Mixed effects models can be extended to: - Generalized linear mixed models (GLMMs): For binary, count, or other non-normal outcomes (using glmer()). - Longitudinal models: Repeated measures over time with time-varying predictors. - Cross-classified models: Multiple clustering variables (e.g., students nested in both schools and neighborhoods). - Three-level models: More complex hierarchies (e.g., students in classrooms in schools).

15. Conclusion

Mixed effects models are essential for analyzing clustered and longitudinal data. They account for dependencies among observations by partitioning variance into multiple levels and estimating both population-average effects (fixed effects) and group-specific deviations (random effects).

By modeling clustering explicitly, mixed effects models: - Provide accurate standard errors and valid p-values - Reveal variation across groups (clinics, schools, individuals) - Allow group-specific predictions - Support multilevel research questions about both individuals and groups

Ignoring clustering leads to biased inferences, inflated Type I error rates, and missed opportunities to understand heterogeneity.

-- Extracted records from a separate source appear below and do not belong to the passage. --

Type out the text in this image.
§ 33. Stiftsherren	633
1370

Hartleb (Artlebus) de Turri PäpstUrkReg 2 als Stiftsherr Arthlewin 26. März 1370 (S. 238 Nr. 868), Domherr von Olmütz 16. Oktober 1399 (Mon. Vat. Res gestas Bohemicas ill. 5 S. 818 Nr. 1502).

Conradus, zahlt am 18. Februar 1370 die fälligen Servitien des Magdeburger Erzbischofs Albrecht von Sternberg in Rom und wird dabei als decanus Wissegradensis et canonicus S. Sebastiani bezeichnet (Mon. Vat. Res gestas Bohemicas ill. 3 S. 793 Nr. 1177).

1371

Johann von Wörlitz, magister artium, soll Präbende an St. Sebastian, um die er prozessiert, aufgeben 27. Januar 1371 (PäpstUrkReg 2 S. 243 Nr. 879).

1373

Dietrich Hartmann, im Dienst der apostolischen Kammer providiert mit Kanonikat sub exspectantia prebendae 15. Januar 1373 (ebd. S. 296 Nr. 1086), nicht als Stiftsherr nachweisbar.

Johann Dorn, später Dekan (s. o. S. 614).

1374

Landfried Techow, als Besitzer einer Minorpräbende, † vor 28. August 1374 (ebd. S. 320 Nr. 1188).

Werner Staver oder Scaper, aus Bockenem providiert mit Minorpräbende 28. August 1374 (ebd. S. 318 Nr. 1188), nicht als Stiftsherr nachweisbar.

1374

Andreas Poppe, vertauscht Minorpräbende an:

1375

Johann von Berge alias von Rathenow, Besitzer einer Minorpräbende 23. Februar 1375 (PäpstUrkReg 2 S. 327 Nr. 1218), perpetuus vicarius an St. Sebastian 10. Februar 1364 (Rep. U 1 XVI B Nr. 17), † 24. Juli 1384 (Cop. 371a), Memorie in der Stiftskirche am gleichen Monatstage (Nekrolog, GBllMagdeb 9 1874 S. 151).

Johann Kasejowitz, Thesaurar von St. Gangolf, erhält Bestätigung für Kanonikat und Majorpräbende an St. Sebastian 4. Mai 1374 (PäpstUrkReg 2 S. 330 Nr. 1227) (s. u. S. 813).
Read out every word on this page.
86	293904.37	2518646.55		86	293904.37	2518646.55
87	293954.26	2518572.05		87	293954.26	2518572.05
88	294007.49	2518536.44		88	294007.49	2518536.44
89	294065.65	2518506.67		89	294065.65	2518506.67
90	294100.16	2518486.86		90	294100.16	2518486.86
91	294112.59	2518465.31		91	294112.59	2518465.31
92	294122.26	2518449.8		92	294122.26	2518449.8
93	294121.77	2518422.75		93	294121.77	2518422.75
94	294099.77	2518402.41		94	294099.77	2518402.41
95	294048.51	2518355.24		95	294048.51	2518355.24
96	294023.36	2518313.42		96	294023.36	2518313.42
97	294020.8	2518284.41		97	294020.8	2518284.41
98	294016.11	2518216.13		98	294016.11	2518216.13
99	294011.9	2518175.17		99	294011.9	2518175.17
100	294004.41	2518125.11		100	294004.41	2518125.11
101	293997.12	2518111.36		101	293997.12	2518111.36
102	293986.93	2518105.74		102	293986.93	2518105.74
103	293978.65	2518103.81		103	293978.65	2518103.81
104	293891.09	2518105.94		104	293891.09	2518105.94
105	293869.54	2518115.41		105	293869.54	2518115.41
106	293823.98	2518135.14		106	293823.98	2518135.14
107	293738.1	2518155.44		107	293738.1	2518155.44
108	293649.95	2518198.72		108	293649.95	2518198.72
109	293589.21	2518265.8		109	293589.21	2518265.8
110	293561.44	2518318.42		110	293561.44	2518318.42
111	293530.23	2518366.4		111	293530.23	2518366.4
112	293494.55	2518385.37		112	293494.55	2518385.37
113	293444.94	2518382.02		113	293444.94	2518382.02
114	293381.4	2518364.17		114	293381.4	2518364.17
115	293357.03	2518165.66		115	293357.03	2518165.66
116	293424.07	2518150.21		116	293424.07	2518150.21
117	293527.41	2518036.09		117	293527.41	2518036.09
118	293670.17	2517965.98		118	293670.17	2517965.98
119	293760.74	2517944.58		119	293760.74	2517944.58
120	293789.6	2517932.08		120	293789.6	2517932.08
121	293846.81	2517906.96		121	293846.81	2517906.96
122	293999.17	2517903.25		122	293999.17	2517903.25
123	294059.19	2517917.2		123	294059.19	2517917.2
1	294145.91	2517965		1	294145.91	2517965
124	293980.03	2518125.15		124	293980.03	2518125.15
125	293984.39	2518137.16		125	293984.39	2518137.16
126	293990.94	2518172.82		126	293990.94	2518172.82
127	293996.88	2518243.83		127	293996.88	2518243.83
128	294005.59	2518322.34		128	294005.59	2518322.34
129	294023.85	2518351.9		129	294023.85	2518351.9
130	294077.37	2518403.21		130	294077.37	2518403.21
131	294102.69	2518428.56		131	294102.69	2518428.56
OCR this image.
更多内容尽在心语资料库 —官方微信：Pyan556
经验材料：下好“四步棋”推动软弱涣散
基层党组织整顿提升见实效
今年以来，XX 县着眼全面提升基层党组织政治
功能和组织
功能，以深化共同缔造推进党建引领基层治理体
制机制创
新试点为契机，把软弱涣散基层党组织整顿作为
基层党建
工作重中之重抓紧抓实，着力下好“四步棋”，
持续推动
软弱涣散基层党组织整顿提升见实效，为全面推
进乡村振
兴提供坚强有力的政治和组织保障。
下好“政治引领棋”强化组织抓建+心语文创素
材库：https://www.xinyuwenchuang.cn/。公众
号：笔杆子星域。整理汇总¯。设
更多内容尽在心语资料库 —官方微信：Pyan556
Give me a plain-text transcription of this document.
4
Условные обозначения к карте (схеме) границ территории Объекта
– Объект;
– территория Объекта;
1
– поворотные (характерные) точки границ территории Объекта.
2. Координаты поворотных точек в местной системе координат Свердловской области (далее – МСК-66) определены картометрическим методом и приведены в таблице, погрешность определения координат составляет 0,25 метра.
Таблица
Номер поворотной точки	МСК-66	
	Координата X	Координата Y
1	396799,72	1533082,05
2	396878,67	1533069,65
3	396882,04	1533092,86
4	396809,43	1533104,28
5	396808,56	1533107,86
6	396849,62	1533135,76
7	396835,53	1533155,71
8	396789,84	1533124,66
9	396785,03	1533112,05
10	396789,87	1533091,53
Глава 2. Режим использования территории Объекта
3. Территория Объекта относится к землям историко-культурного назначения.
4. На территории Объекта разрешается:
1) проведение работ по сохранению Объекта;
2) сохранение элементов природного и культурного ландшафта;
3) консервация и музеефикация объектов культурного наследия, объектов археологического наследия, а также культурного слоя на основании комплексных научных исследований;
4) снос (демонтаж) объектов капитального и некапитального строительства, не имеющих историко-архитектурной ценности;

Mixed effects models address these issues while maintaining the interpretability of regression.

In behavioral and health research, data are almost always clustered—patients within clinics, students within schools, repeated measures within individuals. Mixed effects models provide the proper framework for analyzing such data, respecting the hierarchical structure while estimating meaningful effects.

With mixed effects models, we can answer richer questions: Does therapy reduce anxiety on average? Yes. But does it work equally well in all clinics? No—some clinics show stronger effects than others, and understanding why is the next scientific frontier.

By embracing the complexity of real-world data structures, mixed effects models move psychological and health research closer to the nuanced, context-dependent understanding that best serves science and practice.